What is GraphRAG and how does it differ from traditional RAG?
GraphRAG leverages knowledge graphs for smarter retrieval over vector-based traditional RAG. It excels in complex queries requiring relational understanding.
What role does RAGAS play in evaluations?
RAGAS provides metrics for RAG system evaluation, integrated with LangChain OpenCode. It supports hybrid strategies like pgvector and six retrieval methods.
Why do most AI apps fail in production?
90% fail due to poor data quality in RAG pipelines, despite advanced tooling.
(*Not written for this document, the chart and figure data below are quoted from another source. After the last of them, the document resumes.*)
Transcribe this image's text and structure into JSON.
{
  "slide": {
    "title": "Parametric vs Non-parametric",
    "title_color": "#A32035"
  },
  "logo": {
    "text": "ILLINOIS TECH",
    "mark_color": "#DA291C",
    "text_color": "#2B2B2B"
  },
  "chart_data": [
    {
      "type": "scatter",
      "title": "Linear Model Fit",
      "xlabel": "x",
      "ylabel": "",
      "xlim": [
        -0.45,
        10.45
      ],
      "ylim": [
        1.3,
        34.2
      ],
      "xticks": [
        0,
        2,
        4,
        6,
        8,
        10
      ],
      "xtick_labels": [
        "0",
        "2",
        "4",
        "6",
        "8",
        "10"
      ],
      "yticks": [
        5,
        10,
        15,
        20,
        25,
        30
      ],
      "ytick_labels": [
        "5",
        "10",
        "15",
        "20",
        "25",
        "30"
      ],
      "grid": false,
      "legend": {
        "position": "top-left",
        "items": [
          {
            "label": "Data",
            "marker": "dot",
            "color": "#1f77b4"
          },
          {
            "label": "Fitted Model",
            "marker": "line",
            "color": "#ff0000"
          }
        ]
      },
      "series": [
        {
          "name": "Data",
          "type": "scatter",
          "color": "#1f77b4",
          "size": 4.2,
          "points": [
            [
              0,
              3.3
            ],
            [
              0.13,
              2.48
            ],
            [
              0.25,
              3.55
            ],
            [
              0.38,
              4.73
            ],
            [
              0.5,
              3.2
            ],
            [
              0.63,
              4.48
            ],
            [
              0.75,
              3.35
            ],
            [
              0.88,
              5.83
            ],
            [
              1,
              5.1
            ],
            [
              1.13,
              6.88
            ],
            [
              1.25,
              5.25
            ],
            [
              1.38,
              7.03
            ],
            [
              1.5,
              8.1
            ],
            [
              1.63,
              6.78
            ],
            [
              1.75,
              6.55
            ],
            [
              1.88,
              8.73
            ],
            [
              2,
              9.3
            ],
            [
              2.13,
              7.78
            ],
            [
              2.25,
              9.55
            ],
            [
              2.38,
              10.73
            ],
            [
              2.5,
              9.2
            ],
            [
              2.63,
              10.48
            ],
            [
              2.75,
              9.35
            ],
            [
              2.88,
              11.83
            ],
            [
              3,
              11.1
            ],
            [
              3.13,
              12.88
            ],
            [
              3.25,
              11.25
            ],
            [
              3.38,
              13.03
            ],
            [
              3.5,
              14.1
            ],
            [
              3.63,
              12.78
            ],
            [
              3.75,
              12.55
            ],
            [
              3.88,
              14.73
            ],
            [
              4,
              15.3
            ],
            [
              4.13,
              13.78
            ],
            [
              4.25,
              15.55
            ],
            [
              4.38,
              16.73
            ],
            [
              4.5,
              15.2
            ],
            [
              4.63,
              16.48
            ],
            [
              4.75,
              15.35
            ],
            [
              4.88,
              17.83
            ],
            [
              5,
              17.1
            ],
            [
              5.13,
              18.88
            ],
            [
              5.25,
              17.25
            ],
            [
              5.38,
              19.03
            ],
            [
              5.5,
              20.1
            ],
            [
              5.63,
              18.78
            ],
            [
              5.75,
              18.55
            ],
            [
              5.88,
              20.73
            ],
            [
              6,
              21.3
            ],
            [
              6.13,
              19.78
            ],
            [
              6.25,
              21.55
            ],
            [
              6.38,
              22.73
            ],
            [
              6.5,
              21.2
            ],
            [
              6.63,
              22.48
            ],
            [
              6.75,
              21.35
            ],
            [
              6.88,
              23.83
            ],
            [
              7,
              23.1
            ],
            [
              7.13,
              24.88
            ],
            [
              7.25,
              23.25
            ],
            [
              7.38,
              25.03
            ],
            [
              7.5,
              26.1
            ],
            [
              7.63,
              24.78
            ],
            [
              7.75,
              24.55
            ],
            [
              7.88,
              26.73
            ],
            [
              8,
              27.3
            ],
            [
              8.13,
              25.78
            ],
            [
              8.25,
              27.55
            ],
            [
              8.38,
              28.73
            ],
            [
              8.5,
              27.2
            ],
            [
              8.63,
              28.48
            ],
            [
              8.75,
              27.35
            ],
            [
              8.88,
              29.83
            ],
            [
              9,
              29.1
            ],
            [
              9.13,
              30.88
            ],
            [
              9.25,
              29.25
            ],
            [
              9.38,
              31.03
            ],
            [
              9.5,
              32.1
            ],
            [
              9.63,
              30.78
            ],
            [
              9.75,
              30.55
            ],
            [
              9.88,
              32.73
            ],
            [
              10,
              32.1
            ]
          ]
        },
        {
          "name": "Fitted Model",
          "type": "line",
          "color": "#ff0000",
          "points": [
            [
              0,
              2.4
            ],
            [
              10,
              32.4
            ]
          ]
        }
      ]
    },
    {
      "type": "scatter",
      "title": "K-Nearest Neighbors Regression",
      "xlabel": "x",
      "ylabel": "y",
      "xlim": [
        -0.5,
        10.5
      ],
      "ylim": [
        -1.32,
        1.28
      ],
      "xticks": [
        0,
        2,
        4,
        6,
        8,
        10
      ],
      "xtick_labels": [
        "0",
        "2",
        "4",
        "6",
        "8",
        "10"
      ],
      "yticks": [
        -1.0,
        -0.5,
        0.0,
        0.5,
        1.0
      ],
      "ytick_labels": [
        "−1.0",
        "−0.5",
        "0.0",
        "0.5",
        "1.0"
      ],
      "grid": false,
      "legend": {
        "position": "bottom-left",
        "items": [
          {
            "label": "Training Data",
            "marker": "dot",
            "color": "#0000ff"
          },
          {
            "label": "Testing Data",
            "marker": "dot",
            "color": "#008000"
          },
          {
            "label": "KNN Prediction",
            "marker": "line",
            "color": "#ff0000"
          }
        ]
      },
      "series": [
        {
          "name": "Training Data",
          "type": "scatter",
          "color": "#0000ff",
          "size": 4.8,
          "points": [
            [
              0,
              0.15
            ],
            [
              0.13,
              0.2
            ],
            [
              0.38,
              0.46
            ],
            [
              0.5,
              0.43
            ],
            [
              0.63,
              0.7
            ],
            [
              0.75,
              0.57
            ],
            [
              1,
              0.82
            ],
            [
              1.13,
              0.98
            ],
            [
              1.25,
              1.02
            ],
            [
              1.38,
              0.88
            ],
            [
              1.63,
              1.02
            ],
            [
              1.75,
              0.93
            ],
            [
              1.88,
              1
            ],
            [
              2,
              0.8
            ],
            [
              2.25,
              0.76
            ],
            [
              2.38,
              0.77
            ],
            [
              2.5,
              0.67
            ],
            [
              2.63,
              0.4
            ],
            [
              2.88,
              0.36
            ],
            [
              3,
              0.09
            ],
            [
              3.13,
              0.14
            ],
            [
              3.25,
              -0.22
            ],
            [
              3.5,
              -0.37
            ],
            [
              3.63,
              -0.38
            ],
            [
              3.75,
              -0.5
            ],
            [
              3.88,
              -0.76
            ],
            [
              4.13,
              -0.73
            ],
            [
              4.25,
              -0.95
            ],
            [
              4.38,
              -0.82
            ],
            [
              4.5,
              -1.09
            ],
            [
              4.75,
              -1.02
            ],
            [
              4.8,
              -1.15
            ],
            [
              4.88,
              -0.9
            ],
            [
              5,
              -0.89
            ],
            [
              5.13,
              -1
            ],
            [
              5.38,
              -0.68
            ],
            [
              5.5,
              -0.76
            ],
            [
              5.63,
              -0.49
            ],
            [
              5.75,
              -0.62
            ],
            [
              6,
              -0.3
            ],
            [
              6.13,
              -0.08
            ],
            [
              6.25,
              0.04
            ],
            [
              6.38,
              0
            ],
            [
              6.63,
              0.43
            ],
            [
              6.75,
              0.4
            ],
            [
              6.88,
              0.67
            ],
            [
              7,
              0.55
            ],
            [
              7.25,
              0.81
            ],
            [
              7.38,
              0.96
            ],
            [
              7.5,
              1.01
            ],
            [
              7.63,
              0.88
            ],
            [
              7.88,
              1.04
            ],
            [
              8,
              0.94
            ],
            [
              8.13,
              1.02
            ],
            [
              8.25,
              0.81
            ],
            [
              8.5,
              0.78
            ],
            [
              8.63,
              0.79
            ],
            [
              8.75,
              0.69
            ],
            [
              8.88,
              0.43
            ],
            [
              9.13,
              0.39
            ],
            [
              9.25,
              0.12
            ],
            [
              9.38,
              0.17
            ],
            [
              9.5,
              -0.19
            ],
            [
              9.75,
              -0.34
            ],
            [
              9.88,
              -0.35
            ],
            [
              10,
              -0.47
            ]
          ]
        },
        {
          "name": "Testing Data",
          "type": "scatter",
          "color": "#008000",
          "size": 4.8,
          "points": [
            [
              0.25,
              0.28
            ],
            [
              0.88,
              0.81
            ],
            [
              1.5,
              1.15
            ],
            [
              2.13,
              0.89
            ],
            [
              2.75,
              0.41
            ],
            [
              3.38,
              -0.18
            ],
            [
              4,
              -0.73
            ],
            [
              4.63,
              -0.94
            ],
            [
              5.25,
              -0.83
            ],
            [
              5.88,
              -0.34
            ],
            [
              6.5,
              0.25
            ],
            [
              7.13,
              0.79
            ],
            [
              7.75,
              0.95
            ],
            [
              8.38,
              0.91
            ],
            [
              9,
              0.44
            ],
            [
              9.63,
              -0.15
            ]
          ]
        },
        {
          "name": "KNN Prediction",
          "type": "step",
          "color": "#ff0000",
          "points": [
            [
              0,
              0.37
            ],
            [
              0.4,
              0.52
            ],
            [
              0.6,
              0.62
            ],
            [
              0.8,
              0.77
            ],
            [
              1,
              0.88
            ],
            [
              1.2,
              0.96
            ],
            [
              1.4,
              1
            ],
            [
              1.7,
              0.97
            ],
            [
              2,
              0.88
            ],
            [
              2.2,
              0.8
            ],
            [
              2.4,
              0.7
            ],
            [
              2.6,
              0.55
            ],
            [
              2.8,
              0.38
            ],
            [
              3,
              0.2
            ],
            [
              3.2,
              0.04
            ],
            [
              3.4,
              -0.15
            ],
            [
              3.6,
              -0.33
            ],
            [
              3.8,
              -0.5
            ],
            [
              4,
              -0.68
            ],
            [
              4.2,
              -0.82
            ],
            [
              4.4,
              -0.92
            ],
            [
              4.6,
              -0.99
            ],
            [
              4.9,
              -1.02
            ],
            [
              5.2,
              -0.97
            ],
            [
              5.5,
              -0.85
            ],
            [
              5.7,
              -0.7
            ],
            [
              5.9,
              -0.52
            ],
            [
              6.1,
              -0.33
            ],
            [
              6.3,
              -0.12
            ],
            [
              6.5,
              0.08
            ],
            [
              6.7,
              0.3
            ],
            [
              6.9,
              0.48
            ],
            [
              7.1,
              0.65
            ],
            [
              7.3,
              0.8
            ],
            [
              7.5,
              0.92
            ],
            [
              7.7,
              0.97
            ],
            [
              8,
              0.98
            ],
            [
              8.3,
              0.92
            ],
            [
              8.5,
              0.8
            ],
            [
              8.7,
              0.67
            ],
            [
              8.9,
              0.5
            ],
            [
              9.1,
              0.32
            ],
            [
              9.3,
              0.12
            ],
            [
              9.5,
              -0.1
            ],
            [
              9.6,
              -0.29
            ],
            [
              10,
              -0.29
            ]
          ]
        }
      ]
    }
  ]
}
Solutions include CRUMQs, agents, and n8n for robust implementations.
How do hybrid RAG strategies work?
Hybrid RAG combines pgvector with six strategies for better retrieval accuracy. It integrates with LangChain for document loaders and output parsers.
What OCR tools enhance RAG?
GLM and Nemotron-OCR improve text extraction for RAG, supporting vectorless and agentic approaches. Weaviate Agent Skills now import PDFs for Claude Code agents.
PageIndex tree nav no vecDB; agentic RAG (CrewAI/MCP/plan-retrieve-eval-refine); prod fails (90% data qual); RAGAS eval/LangChain OpenCode; hybrid (pgvector/6-strats); security (RAGPoison/73% vuln/OWASP GenAI/hallucinations tool). TCO/audits (PageIndex/GraphRAG/RAGAS/CRUMQs/agents/n8n).